The relevant relief provided by the ATO is that it will take not any compliance action against the SMSF if the actions taken by the trustees are on commercial terms and the changes to the loan agreement are properly documented.

Loan repayment relief – loan repayments are payable by the SMSF

If the SMSF has entered into a limited recourse borrowing arrangement (whether the lender is a related party or a third party) and the lender offers temporary loan repayment relief to the SMSF (for example, deferral of loan repayments or a reduction in the interest rate) and the relief has been offered due to the financial impacts of Covid-19, such relief would normally give rise to regulatory issues and also non-arm’s length income issues.

The ATO will, in these circumstances, accept that the parties are dealing with each other at arm’s length with the consequence that no non-arm’s length income arises, if

  • the loan repayment relief offered to the SMSF is on commercial terms and if the terms are comparable to the terms of relief offered by commercial lenders for real estate investments; and
  • the changes to the loan arrangement are properly documented.

In house asset relief

Where an SMSF exceeds the 5% in house asset threshold (i.e. the market value of SMSFs in-house assets exceeds 5% of the market value of all of the SMSFs assets) as at 30 June 2021 due to the financial impacts of Covid-19, then the trustees must prepare and implement a written plan to reduce the excess level of in-house asset.  The excess level is the excess above 5% of the market value of the SMSFs in-house assets by 30 June 2022.

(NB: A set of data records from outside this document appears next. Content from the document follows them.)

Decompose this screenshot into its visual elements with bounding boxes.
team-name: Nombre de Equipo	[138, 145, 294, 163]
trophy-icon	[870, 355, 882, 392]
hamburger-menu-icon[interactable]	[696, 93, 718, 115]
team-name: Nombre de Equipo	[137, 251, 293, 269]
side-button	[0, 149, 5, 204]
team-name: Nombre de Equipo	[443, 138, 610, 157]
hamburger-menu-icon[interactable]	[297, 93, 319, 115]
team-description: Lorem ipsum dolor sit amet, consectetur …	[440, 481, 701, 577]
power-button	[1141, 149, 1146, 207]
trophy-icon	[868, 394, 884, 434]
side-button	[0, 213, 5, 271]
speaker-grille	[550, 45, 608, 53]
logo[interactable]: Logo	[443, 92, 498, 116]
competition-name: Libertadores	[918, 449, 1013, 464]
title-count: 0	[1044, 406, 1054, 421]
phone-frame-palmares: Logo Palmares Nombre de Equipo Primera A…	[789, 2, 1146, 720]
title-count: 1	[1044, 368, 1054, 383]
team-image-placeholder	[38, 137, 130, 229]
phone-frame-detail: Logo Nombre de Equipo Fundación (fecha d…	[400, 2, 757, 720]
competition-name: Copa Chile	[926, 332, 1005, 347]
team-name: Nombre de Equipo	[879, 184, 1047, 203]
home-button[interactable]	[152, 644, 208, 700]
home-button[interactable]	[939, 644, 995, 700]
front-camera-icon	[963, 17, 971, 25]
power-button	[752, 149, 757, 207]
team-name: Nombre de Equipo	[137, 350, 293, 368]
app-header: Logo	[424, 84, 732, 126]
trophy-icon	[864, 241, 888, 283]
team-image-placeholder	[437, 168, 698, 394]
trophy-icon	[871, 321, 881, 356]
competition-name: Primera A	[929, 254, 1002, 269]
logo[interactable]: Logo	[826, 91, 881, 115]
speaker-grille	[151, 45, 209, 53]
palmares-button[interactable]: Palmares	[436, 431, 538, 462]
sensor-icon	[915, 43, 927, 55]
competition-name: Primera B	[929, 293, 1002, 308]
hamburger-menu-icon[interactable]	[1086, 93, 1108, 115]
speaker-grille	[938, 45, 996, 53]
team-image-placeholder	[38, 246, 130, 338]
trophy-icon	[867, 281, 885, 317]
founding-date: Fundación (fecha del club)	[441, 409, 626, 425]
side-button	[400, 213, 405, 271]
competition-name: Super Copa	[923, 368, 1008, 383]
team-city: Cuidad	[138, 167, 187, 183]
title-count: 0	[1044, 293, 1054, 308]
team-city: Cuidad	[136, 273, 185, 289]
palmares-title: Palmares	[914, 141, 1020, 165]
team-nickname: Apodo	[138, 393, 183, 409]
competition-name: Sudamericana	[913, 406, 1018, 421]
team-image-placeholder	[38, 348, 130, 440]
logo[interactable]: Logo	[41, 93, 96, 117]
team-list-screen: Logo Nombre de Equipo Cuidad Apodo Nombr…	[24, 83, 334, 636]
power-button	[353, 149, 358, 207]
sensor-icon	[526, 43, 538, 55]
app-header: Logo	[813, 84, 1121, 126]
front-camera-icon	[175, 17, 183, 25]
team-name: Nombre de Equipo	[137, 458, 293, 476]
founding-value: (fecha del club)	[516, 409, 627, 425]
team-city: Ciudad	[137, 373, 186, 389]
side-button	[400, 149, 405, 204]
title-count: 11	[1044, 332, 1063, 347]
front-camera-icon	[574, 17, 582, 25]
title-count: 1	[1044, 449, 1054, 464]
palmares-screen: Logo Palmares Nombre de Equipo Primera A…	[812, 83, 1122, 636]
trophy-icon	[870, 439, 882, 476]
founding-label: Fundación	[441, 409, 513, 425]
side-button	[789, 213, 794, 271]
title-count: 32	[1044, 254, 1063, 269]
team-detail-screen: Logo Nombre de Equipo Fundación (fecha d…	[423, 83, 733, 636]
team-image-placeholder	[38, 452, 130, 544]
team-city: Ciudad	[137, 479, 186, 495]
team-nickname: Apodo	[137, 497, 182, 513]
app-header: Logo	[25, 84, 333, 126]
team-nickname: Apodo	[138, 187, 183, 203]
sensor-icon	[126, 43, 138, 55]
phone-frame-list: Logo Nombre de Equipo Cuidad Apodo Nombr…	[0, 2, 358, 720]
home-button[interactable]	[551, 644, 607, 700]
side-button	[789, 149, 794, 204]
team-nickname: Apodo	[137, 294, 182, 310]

Normally, the implementation requires a disposal of sufficient number or value of in-house assets whether or not there has been a recovery in the market value of the assets such that the 5% threshold is no longer exceeded.

The ATO will not take any compliance action against the SMSF if the divestment plan has not been implemented by 30 June 2022 because either

  • the market has not recovered; or
  • while no or insufficient number or value of in-house assets have been sold the market has recovered and the recovery means that market value of in-house assets compared to the value of all assets as at 30 June 2022 does not exceed 5%.

Concluding comments

While the attitude of the ATO is to be appreciated, the relief granted by the ATO is implicitly conditional upon the actions taken by the trustees of the SMSF (or by lenders to the SMSF in the case of limited recourse borrowing transactions) and is solely due to the financial consequences of Covid-19 and are no more than necessary to eliminate or reduce those consequences.

Additionally, if the SMSF has regulatory issues which have arisen independently of Covid-19 and its financial consequences, the ATO will implement its normal compliance responses and actions.

Finally, there must be strict compliance with the eligibility conditions on which the relief is provided by the ATO.